The Mineral Resources Ltd (ASX: MIN) share price has been a very strong performer over the last 12 months.
Since this time in 2022, the mining and mining services company's shares have risen a sizeable 28%.
Why has the Mineral Resources share price smashed the market?
A key driver of its strong gains has been the company's performance in FY 2023.
Thanks largely to its lithium operations, Mineral Resources reported a huge jump in its profits during the first half.
For the six months ended 31 December, the company's underlying earnings before interest, tax, depreciation and amortisation (EBITDA) was up 503% to $939 million and its net profit after tax jumped 1,890% to $390 million.
This allowed the company to bring back its interim payout, with the Mineral Resources board declaring a fully franked $1.20 per share dividend.
Can its shares keep rising?
The good news is that there could be plenty more left in the tank according to analysts at Bell Potter.
This week, the broker reiterated its buy rating with a trimmed price target of $100.00. Based on the latest Mineral Resources share price of $78.02, this implies potential upside of almost 30% for investors over the next 12 months.
In addition, the broker is forecasting fully franked dividend yields of 2.4% in FY 2023, 5.1% in FY 2024, and then 10.1% in FY 2025.
Why is it bullish?
Bell Potter is expecting big things from the company's business transformation and is forecasting significant earnings growth.
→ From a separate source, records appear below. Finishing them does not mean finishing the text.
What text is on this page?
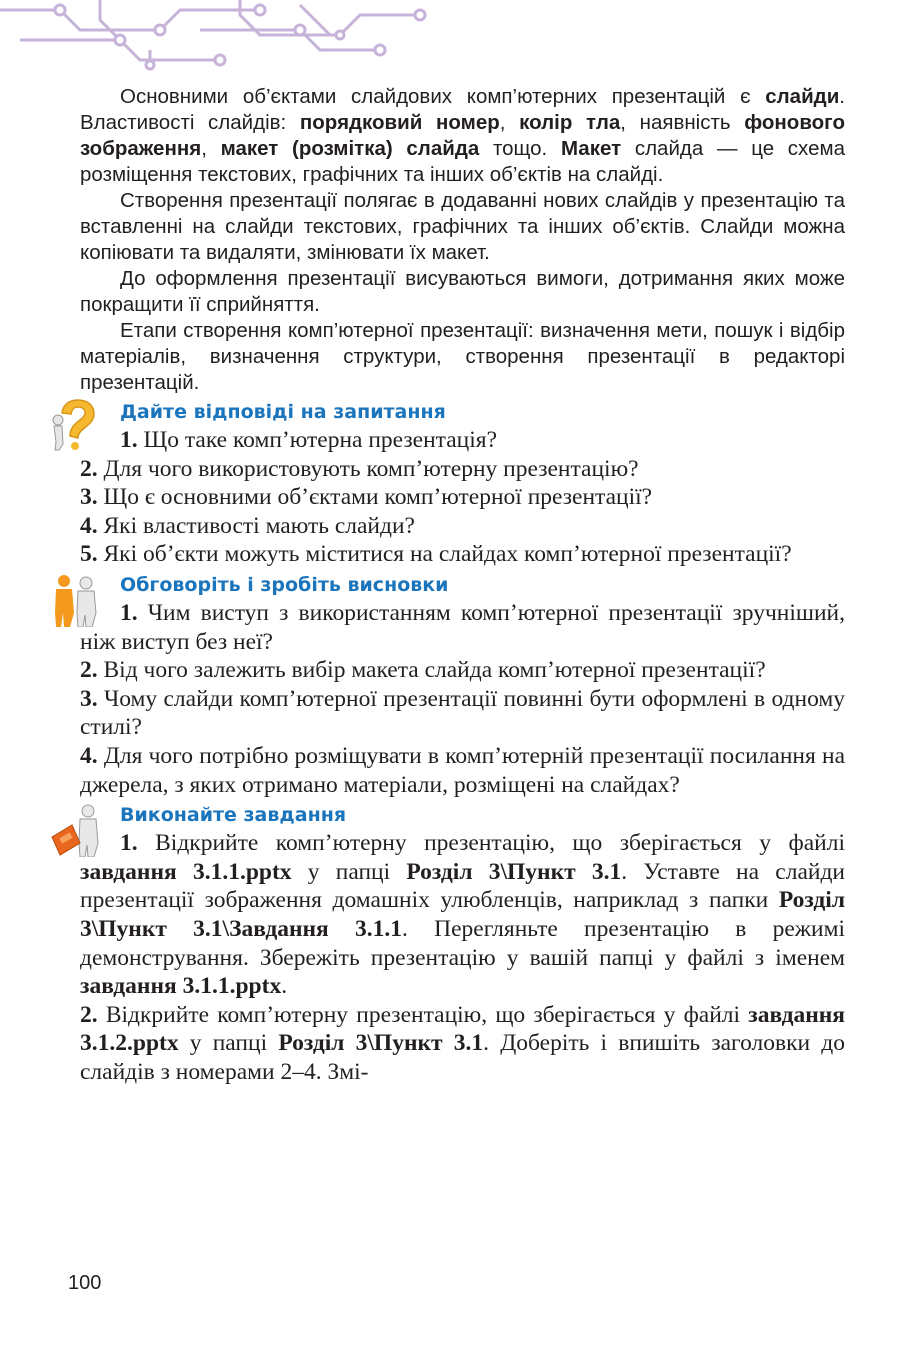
Основними об’єктами слайдових комп’ютерних презентацій є слайди. Властивості слайдів: порядковий номер, колір тла, наявність фонового зображення, макет (розмітка) слайда тощо. Макет слайда — це схема розміщення текстових, графічних та інших об’єктів на слайді.

Створення презентації полягає в додаванні нових слайдів у презентацію та вставленні на слайди текстових, графічних та інших об’єктів. Слайди можна копіювати та видаляти, змінювати їх макет.

До оформлення презентації висуваються вимоги, дотримання яких може покращити її сприйняття.

Етапи створення комп’ютерної презентації: визначення мети, пошук і відбір матеріалів, визначення структури, створення презентації в редакторі презентацій.

Дайте відповіді на запитання

1. Що таке комп’ютерна презентація?

2. Для чого використовують комп’ютерну презентацію?

3. Що є основними об’єктами комп’ютерної презентації?

4. Які властивості мають слайди?

5. Які об’єкти можуть міститися на слайдах комп’ютерної презентації?

Обговоріть і зробіть висновки

1. Чим виступ з використанням комп’ютерної презентації зручніший, ніж виступ без неї?

2. Від чого залежить вибір макета слайда комп’ютерної презентації?

3. Чому слайди комп’ютерної презентації повинні бути оформлені в одному стилі?

4. Для чого потрібно розміщувати в комп’ютерній презентації посилання на джерела, з яких отримано матеріали, розміщені на слайдах?

Виконайте завдання

1. Відкрийте комп’ютерну презентацію, що зберігається у файлі завдання 3.1.1.pptx у папці Розділ 3\Пункт 3.1. Уставте на слайди презентації зображення домашніх улюбленців, наприклад з папки Розділ 3\Пункт 3.1\Завдання 3.1.1. Перегляньте презентацію в режимі демонстрування. Збережіть презентацію у вашій папці у файлі з іменем завдання 3.1.1.pptx.

2. Відкрийте комп’ютерну презентацію, що зберігається у файлі завдання 3.1.2.pptx у папці Розділ 3\Пункт 3.1. Доберіть і впишіть заголовки до слайдів з номерами 2–4. Змі-

100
So much so, it estimates that the Mineral Resources share price trades on a EV/EBITDA ratio of just 3.1x FY 2025 earnings.
It commented:
Over the next two years we forecast that as MIN's business transformation is completed, growing production volumes, and improving margins, will result in significant earnings growth. Notwithstanding our adoption of more conservative lithium price forecasts, we retain the view that the longterm lithium demand outlook remains strong, and producers stand to benefit from further price volatility.